Auto : à quoi correspond l’autocollant « S » que l’on voit sur les voitures en France ?
Un autocollant rouge « S » sur fond blanc commence à apparaître sur les véhicules en France, suscitant des interrogations quant à son sens et à son utilité. Derrière cette initiative, portée par l’association Signal Seniors, se cache une volonté de mieux protéger les conducteurs seniors, dont la vulnérabilité physique expose à des risques routiers accrus. Mais cette mesure, bien que symbolique, soulève des questions sur son efficacité réelle et sur l’absence de cadre médical pour évaluer la capacité à conduire des personnes âgées.

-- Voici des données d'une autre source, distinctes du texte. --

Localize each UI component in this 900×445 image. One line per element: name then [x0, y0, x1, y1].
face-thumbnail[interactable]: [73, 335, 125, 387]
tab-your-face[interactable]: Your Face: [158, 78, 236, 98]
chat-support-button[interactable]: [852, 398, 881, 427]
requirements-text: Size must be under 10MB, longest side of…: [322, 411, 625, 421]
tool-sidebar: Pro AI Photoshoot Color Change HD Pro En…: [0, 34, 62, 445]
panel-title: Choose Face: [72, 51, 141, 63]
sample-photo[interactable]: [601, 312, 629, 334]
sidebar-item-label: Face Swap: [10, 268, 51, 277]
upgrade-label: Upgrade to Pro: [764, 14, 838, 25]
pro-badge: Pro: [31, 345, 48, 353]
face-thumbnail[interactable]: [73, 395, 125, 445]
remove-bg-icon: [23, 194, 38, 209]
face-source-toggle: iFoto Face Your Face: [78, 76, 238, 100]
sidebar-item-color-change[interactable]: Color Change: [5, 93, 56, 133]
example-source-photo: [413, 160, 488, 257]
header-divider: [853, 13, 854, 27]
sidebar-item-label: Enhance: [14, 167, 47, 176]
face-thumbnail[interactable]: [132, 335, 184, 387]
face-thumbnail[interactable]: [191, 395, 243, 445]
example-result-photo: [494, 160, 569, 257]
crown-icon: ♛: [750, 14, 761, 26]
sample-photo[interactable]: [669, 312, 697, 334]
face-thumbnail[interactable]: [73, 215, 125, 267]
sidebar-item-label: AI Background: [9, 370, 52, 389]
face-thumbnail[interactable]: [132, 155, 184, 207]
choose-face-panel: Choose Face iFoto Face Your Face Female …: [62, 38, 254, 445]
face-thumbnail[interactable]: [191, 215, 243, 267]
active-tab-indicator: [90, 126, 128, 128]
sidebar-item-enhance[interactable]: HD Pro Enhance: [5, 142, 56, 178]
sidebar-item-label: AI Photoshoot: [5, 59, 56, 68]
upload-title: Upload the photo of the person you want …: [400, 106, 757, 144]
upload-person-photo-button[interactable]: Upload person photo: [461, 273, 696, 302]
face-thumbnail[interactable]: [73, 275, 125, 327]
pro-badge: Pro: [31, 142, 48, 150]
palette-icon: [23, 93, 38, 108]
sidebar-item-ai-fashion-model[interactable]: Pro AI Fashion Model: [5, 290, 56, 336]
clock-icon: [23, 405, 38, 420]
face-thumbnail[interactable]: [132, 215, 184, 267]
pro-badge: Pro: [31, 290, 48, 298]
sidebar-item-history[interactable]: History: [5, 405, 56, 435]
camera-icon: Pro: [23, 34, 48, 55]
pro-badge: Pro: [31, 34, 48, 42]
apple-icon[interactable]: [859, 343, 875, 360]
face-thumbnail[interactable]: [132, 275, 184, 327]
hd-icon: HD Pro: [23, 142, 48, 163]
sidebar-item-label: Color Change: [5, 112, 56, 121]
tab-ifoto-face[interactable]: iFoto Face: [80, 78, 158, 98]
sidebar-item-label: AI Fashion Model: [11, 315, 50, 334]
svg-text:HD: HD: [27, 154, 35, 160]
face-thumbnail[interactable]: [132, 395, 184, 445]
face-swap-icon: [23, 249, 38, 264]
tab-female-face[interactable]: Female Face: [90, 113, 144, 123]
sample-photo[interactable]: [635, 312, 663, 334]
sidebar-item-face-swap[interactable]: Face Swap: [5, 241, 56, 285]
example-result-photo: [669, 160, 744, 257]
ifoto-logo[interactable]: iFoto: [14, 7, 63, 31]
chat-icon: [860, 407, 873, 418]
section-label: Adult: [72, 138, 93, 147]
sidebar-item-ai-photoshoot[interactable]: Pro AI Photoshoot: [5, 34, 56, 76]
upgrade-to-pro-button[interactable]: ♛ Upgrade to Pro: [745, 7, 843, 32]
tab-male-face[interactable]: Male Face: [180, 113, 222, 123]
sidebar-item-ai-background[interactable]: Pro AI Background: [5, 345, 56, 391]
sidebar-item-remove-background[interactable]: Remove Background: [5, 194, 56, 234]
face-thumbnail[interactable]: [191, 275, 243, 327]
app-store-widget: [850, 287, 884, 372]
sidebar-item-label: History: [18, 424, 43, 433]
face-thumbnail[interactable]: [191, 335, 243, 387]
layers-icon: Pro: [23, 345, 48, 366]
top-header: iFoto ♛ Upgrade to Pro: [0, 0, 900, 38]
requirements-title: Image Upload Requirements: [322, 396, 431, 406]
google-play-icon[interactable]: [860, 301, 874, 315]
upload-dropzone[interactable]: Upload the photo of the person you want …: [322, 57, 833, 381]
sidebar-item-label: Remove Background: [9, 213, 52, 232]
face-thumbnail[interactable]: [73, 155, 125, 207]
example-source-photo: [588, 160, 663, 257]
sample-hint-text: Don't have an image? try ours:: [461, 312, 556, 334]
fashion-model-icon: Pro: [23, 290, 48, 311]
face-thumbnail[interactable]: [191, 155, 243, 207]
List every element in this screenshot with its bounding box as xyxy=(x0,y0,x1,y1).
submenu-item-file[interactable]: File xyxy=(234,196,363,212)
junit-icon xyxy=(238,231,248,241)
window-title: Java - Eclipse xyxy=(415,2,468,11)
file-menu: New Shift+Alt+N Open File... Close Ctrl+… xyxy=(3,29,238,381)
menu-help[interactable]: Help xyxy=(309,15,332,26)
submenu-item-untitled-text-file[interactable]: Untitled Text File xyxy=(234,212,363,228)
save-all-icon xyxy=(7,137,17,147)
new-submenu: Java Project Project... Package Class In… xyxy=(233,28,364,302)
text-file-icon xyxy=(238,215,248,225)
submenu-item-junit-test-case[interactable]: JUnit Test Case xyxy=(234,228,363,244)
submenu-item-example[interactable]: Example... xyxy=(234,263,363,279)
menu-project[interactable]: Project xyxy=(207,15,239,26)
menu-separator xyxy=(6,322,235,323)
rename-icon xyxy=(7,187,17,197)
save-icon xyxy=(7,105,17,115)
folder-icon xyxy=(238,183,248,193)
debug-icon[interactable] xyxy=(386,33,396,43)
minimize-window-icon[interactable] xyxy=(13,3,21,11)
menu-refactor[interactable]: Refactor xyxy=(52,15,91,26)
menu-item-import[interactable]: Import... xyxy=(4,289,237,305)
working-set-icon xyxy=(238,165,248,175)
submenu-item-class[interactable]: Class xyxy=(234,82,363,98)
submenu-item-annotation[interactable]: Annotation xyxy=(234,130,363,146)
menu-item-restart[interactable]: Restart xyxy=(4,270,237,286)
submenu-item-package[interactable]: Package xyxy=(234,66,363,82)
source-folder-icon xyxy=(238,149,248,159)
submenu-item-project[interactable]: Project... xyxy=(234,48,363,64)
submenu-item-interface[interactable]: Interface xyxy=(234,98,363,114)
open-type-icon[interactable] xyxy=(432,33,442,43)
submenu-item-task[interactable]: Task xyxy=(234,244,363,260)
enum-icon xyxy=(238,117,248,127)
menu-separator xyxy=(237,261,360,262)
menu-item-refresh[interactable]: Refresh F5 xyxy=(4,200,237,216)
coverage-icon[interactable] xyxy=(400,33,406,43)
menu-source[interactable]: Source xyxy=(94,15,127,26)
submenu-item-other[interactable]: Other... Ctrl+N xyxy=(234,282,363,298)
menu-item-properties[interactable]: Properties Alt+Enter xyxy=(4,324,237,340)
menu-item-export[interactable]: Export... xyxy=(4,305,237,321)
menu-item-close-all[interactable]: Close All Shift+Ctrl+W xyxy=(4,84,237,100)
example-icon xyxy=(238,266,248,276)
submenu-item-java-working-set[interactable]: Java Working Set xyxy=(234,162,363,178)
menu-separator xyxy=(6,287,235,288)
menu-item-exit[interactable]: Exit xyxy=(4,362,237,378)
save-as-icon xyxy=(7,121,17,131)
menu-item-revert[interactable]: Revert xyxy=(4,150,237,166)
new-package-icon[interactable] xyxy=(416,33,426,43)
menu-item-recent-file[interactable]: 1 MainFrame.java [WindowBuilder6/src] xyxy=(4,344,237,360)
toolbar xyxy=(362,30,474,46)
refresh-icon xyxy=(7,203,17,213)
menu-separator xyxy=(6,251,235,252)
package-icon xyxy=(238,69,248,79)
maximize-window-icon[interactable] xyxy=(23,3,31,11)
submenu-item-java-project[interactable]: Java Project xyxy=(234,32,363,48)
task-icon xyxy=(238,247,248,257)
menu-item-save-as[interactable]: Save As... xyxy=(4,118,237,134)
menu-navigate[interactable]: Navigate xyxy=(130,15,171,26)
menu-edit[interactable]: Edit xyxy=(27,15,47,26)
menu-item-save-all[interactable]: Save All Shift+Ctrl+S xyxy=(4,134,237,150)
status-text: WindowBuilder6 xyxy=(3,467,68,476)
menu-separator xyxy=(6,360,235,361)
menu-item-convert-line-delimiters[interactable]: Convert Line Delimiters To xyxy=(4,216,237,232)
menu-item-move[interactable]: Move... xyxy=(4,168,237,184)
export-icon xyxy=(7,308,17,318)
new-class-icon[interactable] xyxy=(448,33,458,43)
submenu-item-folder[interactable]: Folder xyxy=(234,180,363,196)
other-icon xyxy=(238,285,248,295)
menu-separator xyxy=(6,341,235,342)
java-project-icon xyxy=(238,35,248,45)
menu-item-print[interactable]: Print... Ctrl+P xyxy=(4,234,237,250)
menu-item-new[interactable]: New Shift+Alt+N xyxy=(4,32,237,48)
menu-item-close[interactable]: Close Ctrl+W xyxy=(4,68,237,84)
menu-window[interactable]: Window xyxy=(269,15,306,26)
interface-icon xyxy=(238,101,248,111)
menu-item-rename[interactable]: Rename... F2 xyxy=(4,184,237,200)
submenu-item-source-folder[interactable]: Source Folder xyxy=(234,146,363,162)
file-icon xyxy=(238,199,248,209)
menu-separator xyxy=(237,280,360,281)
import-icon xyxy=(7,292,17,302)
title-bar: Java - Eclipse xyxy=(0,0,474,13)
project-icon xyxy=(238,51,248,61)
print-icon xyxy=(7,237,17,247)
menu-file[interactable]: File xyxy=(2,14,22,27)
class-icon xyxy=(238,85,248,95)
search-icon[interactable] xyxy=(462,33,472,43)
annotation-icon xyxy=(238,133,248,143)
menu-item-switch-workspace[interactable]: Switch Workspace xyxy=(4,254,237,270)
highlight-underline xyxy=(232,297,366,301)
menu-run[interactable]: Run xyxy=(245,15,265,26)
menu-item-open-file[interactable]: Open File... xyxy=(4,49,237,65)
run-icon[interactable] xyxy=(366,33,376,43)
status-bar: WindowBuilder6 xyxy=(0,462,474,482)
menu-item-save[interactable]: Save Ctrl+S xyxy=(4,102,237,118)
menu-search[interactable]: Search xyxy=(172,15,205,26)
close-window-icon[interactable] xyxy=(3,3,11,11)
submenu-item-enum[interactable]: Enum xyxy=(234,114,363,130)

Qui est à l’origine de l’autocollant « S » et quel est son objectif ?
L’autocollant est commercialisé par l’association Signal Seniors, présidée par Gilles Renard, pour une somme comprise entre 4 et 6 euros. Son but est de signaler aux autres usagers de la route la présence d’un conducteur senior, afin de les inciter à adopter une conduite plus prudente, ces derniers étant statistiquement plus exposés à des accidents graves en raison de leur vulnérabilité accrue.
Pourquoi les seniors sont-ils considérés comme plus vulnérables sur la route ?
Selon les données de la Sécurité routière, les seniors subissent des accidents moins fréquents mais plus graves que la moyenne, en raison de modifications physiologiques liées à l’âge (réflexes ralentis, vision altérée). Ils représentent ainsi 25 % des personnes tuées sur la route, alors qu’ils ne constituent que 19 % de la population française.
L’autocollant « S » est-il obligatoire pour les conducteurs seniors ?
Non, son affichage reste totalement facultatif. La Sécurité routière a tenu à clarifier cette information face à des rumeurs circulant sur les réseaux sociaux, excluant toute idée de rendre son port obligatoire pour les conducteurs de plus de 70 ans.
Ce que ça pourrait changer
Cette initiative pourrait contribuer à une meilleure prise de conscience des risques encourus par les conducteurs seniors, mais son impact réel dépendra de l’adhésion des usagers et des pouvoirs publics. Elle met également en lumière l’absence de cadre médical systématique pour évaluer la capacité à conduire après 70 ans en France, un sujet sensible et peu documenté. À plus long terme, elle pourrait alimenter le débat sur la nécessité d’un suivi médical régulier pour les seniors, seul moyen selon la Sécurité routière de limiter les risques routiers.